Sunday, July 18, 2010

Quote of the Day: Culture Clash in Domestic Politics

A Brit looks at current American politics and compares it to class-based portions of British politics.  It's an interesting read, and the following is our quote of the day:
The president's determination to transform the US into a social democracy, complete with a centrally run healthcare programme and a redistributive tax system, has collided rather magnificently with America's history as a nation of displaced people who were prepared to risk their futures on a bid to be free from the power of the state.
BINGO.  Look at how succinctly and piquantly he has identified one of the core problems of the Obama Administration's domestic policy initiatives: we don't want European-style big government statism.

Even more quotable goodness after the fold below:


Liberal politics is now – over there as much as here – a form of social snobbery. To express concern about mass immigration, or reservations about the Obama healthcare plan, is unacceptable in bien-pensant circles because this is simply not the way educated people are supposed to think. It follows that those who do think (and talk) this way are small-minded bigots, rednecks, oiks, or whatever your local code word is for "not the right sort".
The petit bourgeois virtues of thrift, ambition and self-reliance – which are essential for anyone attempting to escape from poverty under his own steam – have long been derided in Britain as tokens of a downmarket upbringing. But not long ago in America they were considered, even among the highly educated, to be the quintessential national virtues, because even well-off professionals had probably had parents or grandparents who were once penniless immigrants. Nobody dismissed "ambition" as a form of gaucherie: the opposite of having ambition was being a bum, a good-for-nothing who would waste the opportunities that the new country offered for self-improvement.
But now the British Lefties who – like so many Jane Austen heroines looking down on those "in trade" – used to dismiss Margaret Thatcher as "a grocer's daughter", have their counterparts in the US, where virtually everybody's family started poor. Our "white van man" is their Tea Party activist, and the insult war is getting very vicious. It is becoming commonplace now for liberals in the US to label the Tea Party movement as racist, the most damaging insult of all in respectable American life. 
Hear, hear.  I remind you of my standby measuring stick of political discourse: in any argument, the first party to say "racist" or "bigot" (or "Nazi") automatically loses.

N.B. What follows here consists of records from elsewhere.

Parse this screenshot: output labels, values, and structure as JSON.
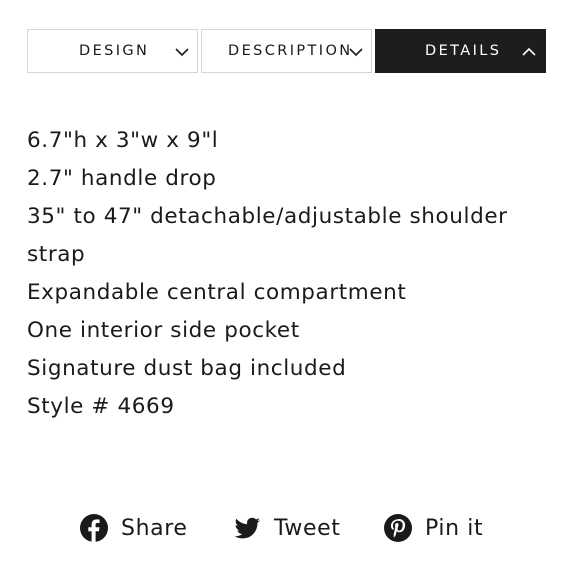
{
  "tabs": [
    {
      "label": "DESIGN",
      "icon": "chevron-down-icon",
      "active": false
    },
    {
      "label": "DESCRIPTION",
      "icon": "chevron-down-icon",
      "active": false
    },
    {
      "label": "DETAILS",
      "icon": "chevron-up-icon",
      "active": true
    }
  ],
  "details": {
    "lines": [
      "6.7\"h x 3\"w x 9\"l",
      "2.7\" handle drop",
      "35\" to 47\" detachable/adjustable shoulder strap",
      "Expandable central compartment",
      "One interior side pocket",
      "Signature dust bag included",
      "Style # 4669"
    ]
  },
  "share": {
    "facebook": {
      "label": "Share",
      "icon": "facebook-icon"
    },
    "twitter": {
      "label": "Tweet",
      "icon": "twitter-icon"
    },
    "pinterest": {
      "label": "Pin it",
      "icon": "pinterest-icon"
    }
  },
  "colors": {
    "active_tab_bg": "#1d1d1d",
    "text": "#1a1a1a",
    "tab_border": "#d6d6d6"
  }
}
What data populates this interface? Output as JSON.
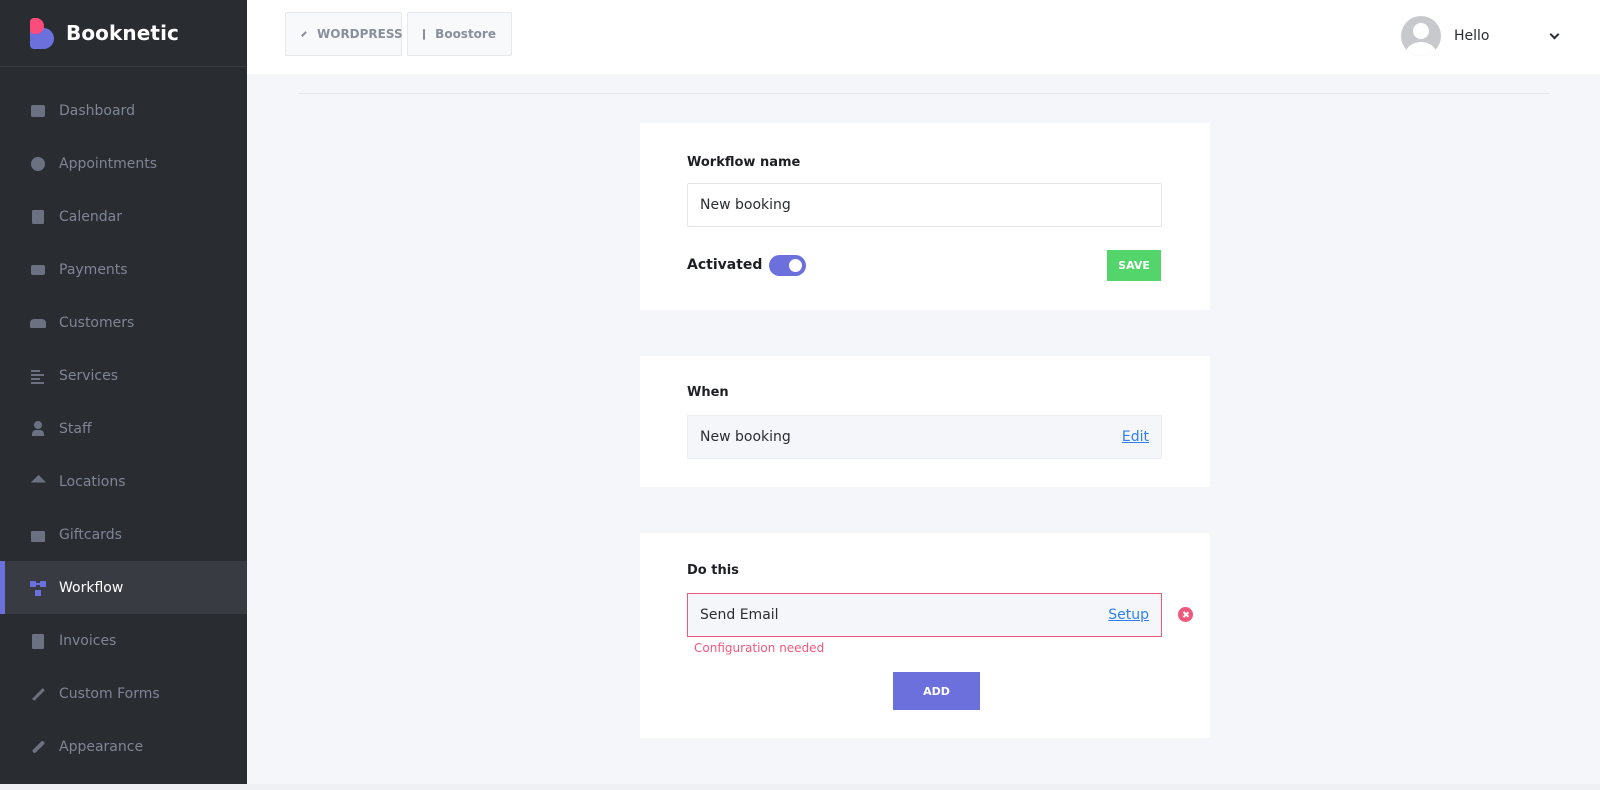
{
  "brand": {
    "name": "Booknetic",
    "colors": {
      "pink": "#fc4c7b",
      "purple": "#6c70dc"
    }
  },
  "sidebar": {
    "items": [
      {
        "label": "Dashboard",
        "icon": "cube-icon"
      },
      {
        "label": "Appointments",
        "icon": "clock-icon"
      },
      {
        "label": "Calendar",
        "icon": "calendar-icon"
      },
      {
        "label": "Payments",
        "icon": "wallet-icon"
      },
      {
        "label": "Customers",
        "icon": "users-icon"
      },
      {
        "label": "Services",
        "icon": "list-icon"
      },
      {
        "label": "Staff",
        "icon": "user-icon"
      },
      {
        "label": "Locations",
        "icon": "location-arrow-icon"
      },
      {
        "label": "Giftcards",
        "icon": "gift-icon"
      },
      {
        "label": "Workflow",
        "icon": "workflow-icon",
        "active": true
      },
      {
        "label": "Invoices",
        "icon": "file-icon"
      },
      {
        "label": "Custom Forms",
        "icon": "magic-wand-icon"
      },
      {
        "label": "Appearance",
        "icon": "brush-icon"
      }
    ]
  },
  "topbar": {
    "wordpress_label": "WORDPRESS",
    "boostore_label": "Boostore",
    "user_greeting": "Hello"
  },
  "workflow": {
    "name_label": "Workflow name",
    "name_value": "New booking",
    "activated_label": "Activated",
    "activated": true,
    "save_label": "SAVE"
  },
  "when": {
    "title": "When",
    "event": "New booking",
    "edit_label": "Edit"
  },
  "do_this": {
    "title": "Do this",
    "action": "Send Email",
    "setup_label": "Setup",
    "error": "Configuration needed",
    "add_label": "ADD"
  }
}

Also, is it just me, or does your mind also boggle at the thought of a place where self-reliance (the lodestar of my life) is not considered a virtue but a liability?  Good grief!

1 comment:

Michael Turton said...

I think your commentator has confused the President with some of the center-left people who voted for him. The President is, ironically enough, cut from the same center-right cloth as the commentator. The idea that Obama is some mindless socialist Archon is pure right-wing fantasy completely at odds with Obama's fundamental policies. Obama never supported a universal insurance program much less the public option -- the former never made it to the negotiating table and the latter was quickly tossed aside -- the current program is a subsidy sop to the insurance companies, just as the climate bill is a joke that simply hands out more subsidies to fossil fuel firms. His advisors and cabinet members, with a few exceptions, are all similarly center-right establishment types with deep roots in the corporate establishment -- Summner and Geithner and Bernanke from Wall Street, Salazar from oil, Jeff Bader, his Asia guy, comes out of Stonebridge, the consulting firm that does a ton of business with China, as do several of his other foreign policy people. Etc. It's a big administration so a few progressives managed to sneak in here and there. But on the whole it would be hard to think of an area where Obama has not displayed a weak-to-strong continuity with Bush, and in many areas exceeded the latter's worst excesses, especially with regard to surveillance and civil liberties. And the idea that Obama can or wants to engage in redistributive taxation is, at best, amusing. Tinkering with the massive tax cuts for the wealthy that have created vast structural imbalances in US society and impoverished the government is something even a complete Randite loon like Greenspan essentially supports.

The essence of the Obama Administration is that it is a center-right Establishment administration owned by the big banks (Wachovia was just busted laundering $380 billion in mexican cartel money, no serious punishment). It would be great if commentators on the right got a handle on the actual political economy of the US.